Confesso: o caminho de regresso ao carro nem foi muito difícil. Ainda não tínhamos hotel reservado para a noite de sábado mas a ideia era ficar perto do Porto para que o regresso a Lisboa no dia seguinte não fosse muito cansativo.

 

A sair de Vigo, tivemos a oportunidade de ver, possivelmente, o pôr-do-sol mais bonito que alguma vez vimos (uma pena a autoestrada não ter dado para tirar uma única fotografia de jeito) e seguimos o nosso caminho, já com um hotel reservado em Gaia.

 

O domingo não era apenas o dia de regresso a Lisboa. Tínhamos decidido ir a Aveiro. A Sarah nunca tinha ido e eu só tinha ido em trabalho – duas vezes diferentes, sempre para entrevistar jogadores do Beira-Mar. Agora, íamos estar só os dois e com tempo para fazer o que quiséssemos. Passeámos pela ria, atravessámos a Ponte Laços de Amizade, almoçámos enquanto vimos a largada do Grande Prémio de Fórmula 1 no telemóvel, comprámos ovos moles e fomos de carro até à Costa Nova, para ver as tão famosas casas com riscas coloridas. 

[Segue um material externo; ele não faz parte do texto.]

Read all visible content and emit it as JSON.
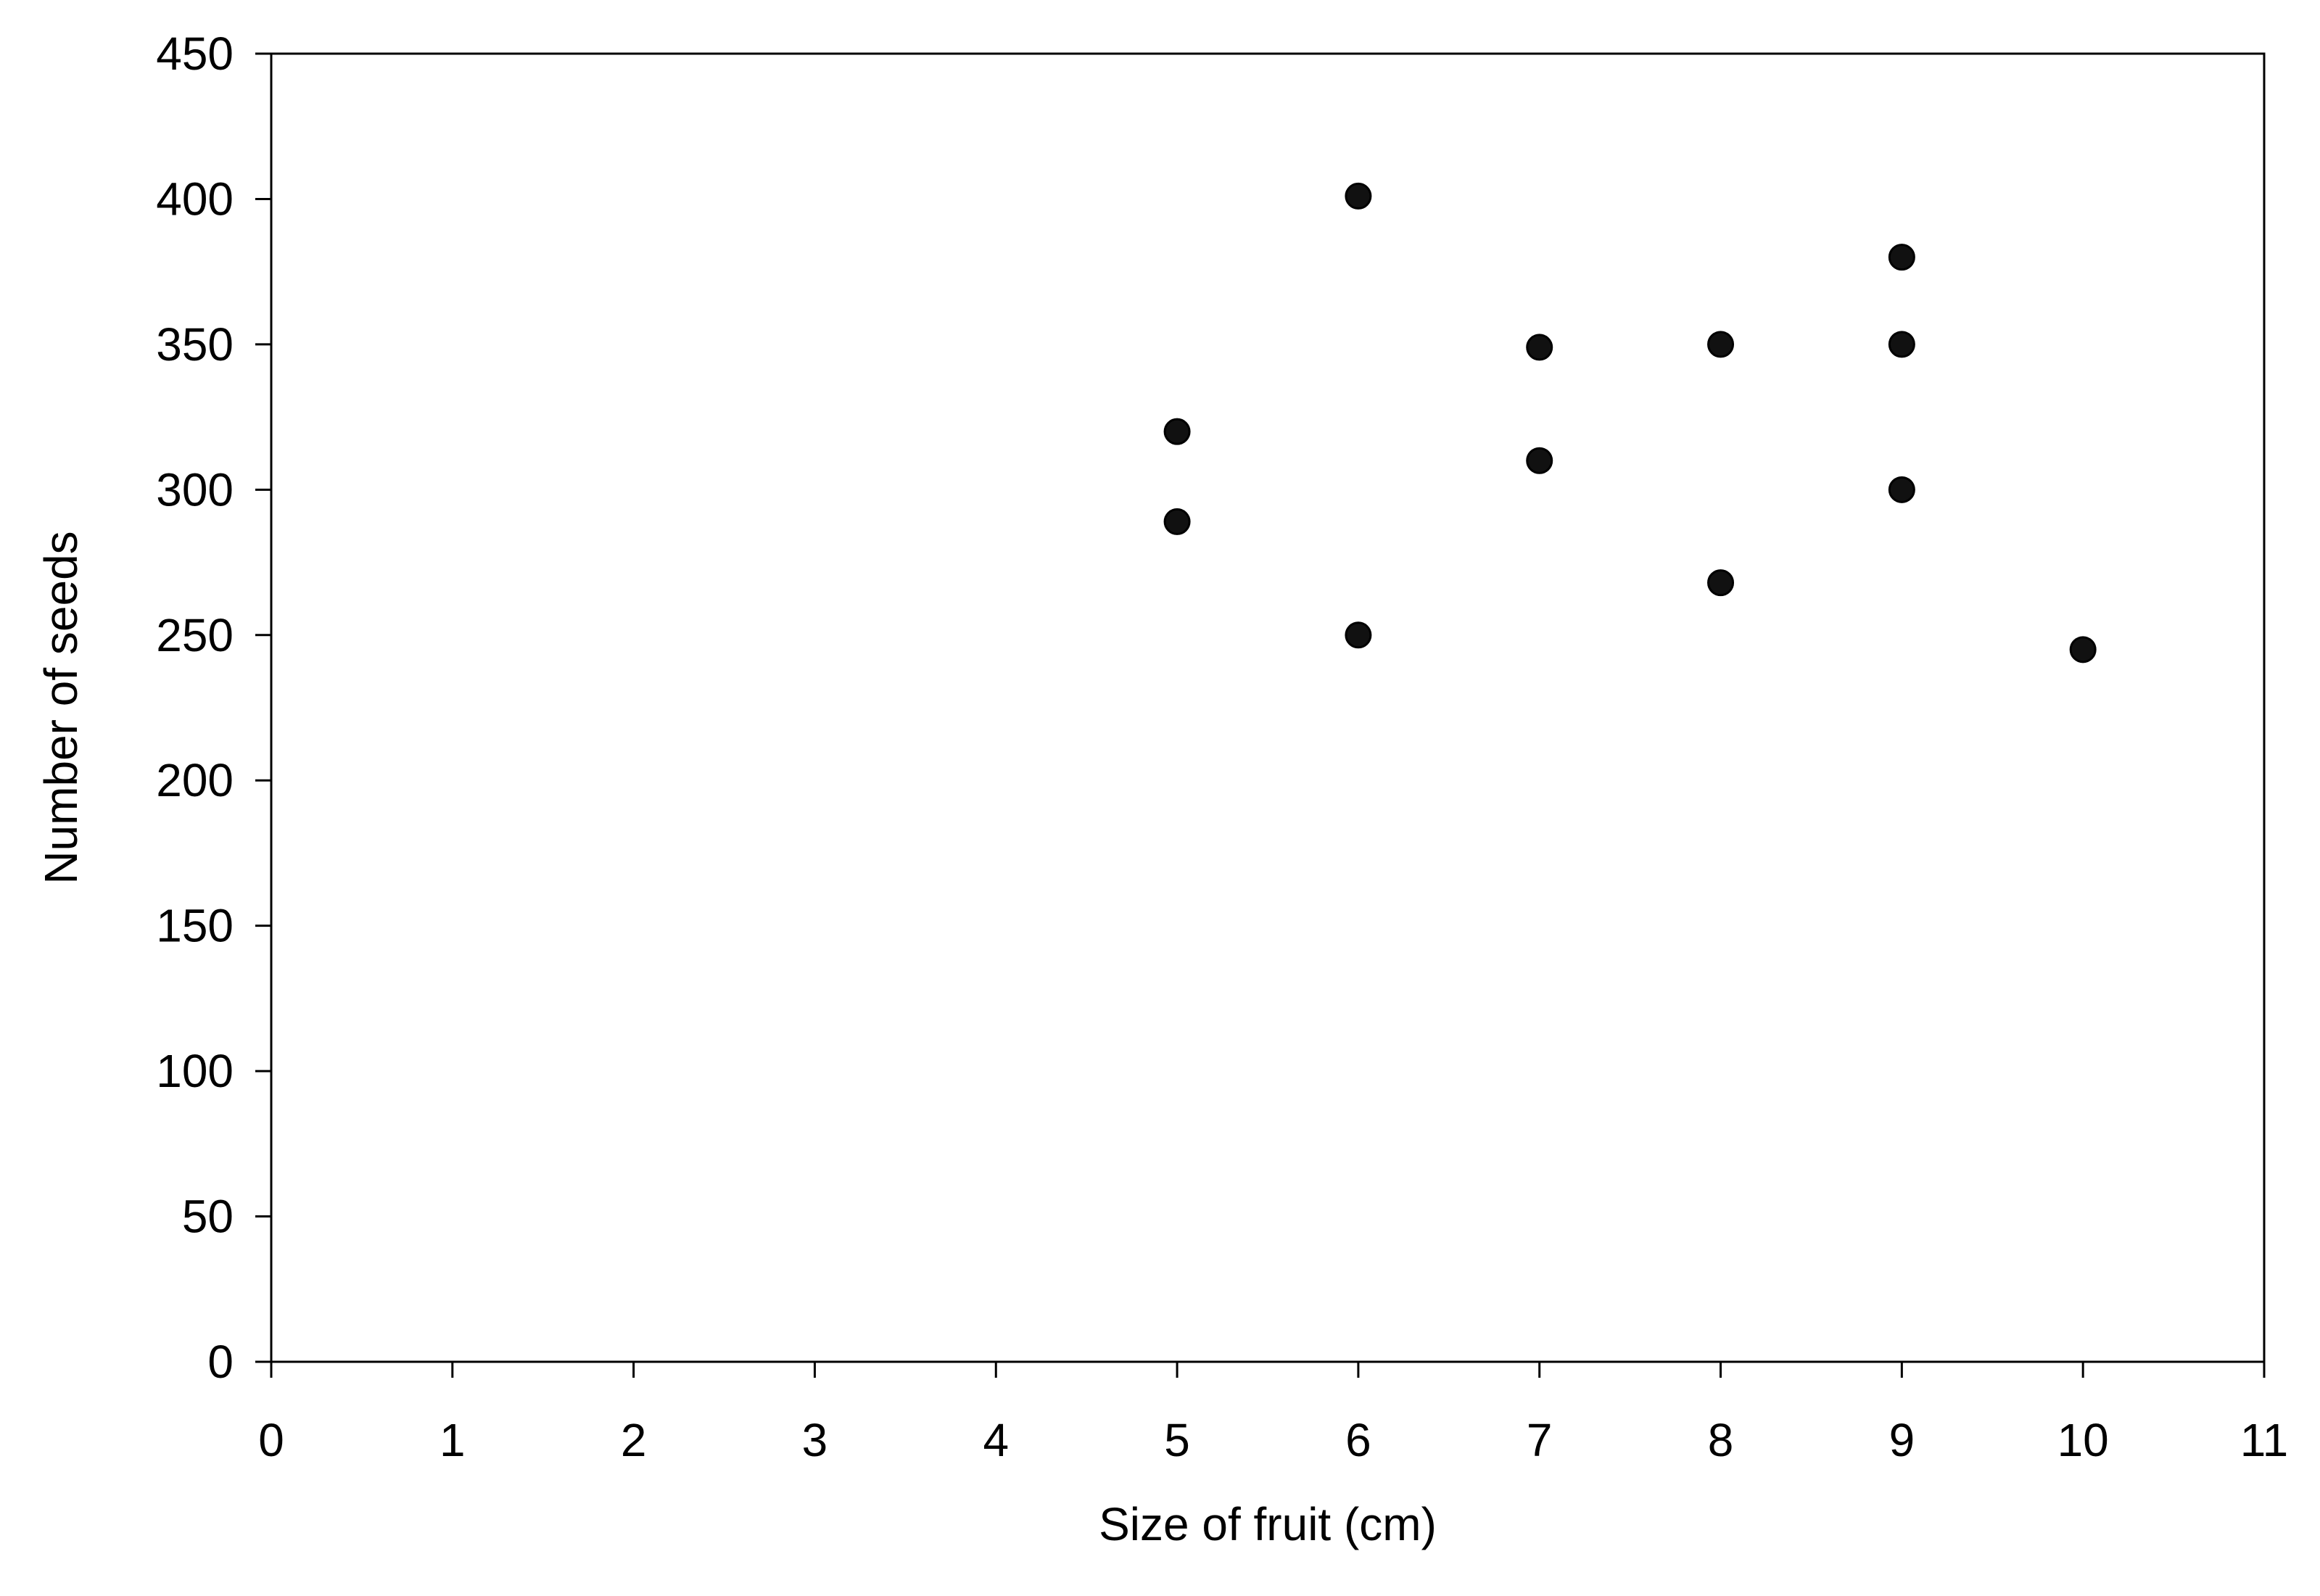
{
  "chart_data": {
    "type": "scatter",
    "title": "",
    "xlabel": "Size of fruit (cm)",
    "ylabel": "Number of seeds",
    "xlim": [
      0,
      11
    ],
    "ylim": [
      0,
      450
    ],
    "xticks": [
      "0",
      "1",
      "2",
      "3",
      "4",
      "5",
      "6",
      "7",
      "8",
      "9",
      "10",
      "11"
    ],
    "yticks": [
      "0",
      "50",
      "100",
      "150",
      "200",
      "250",
      "300",
      "350",
      "400",
      "450"
    ],
    "grid": false,
    "legend": "none",
    "marker_color": "#111111",
    "series": [
      {
        "points": [
          {
            "x": 5,
            "y": 320
          },
          {
            "x": 5,
            "y": 289
          },
          {
            "x": 6,
            "y": 401
          },
          {
            "x": 6,
            "y": 250
          },
          {
            "x": 7,
            "y": 349
          },
          {
            "x": 7,
            "y": 310
          },
          {
            "x": 8,
            "y": 350
          },
          {
            "x": 8,
            "y": 268
          },
          {
            "x": 9,
            "y": 380
          },
          {
            "x": 9,
            "y": 350
          },
          {
            "x": 9,
            "y": 300
          },
          {
            "x": 10,
            "y": 245
          }
        ]
      }
    ]
  }
}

Ponte Laços de Amizade em Aveiro

Aveiro

Famosas casas na Costa Nova

Por esta altura, o cansaço já nos invadia o corpo. Não é fácil andar tanto com tanto calor durante tanto tempo. Assim, a meio da tarde, decidimos regressar a Lisboa. Com o sentimento de dever cumprido e… já com outras viagens em mente. É contagiante!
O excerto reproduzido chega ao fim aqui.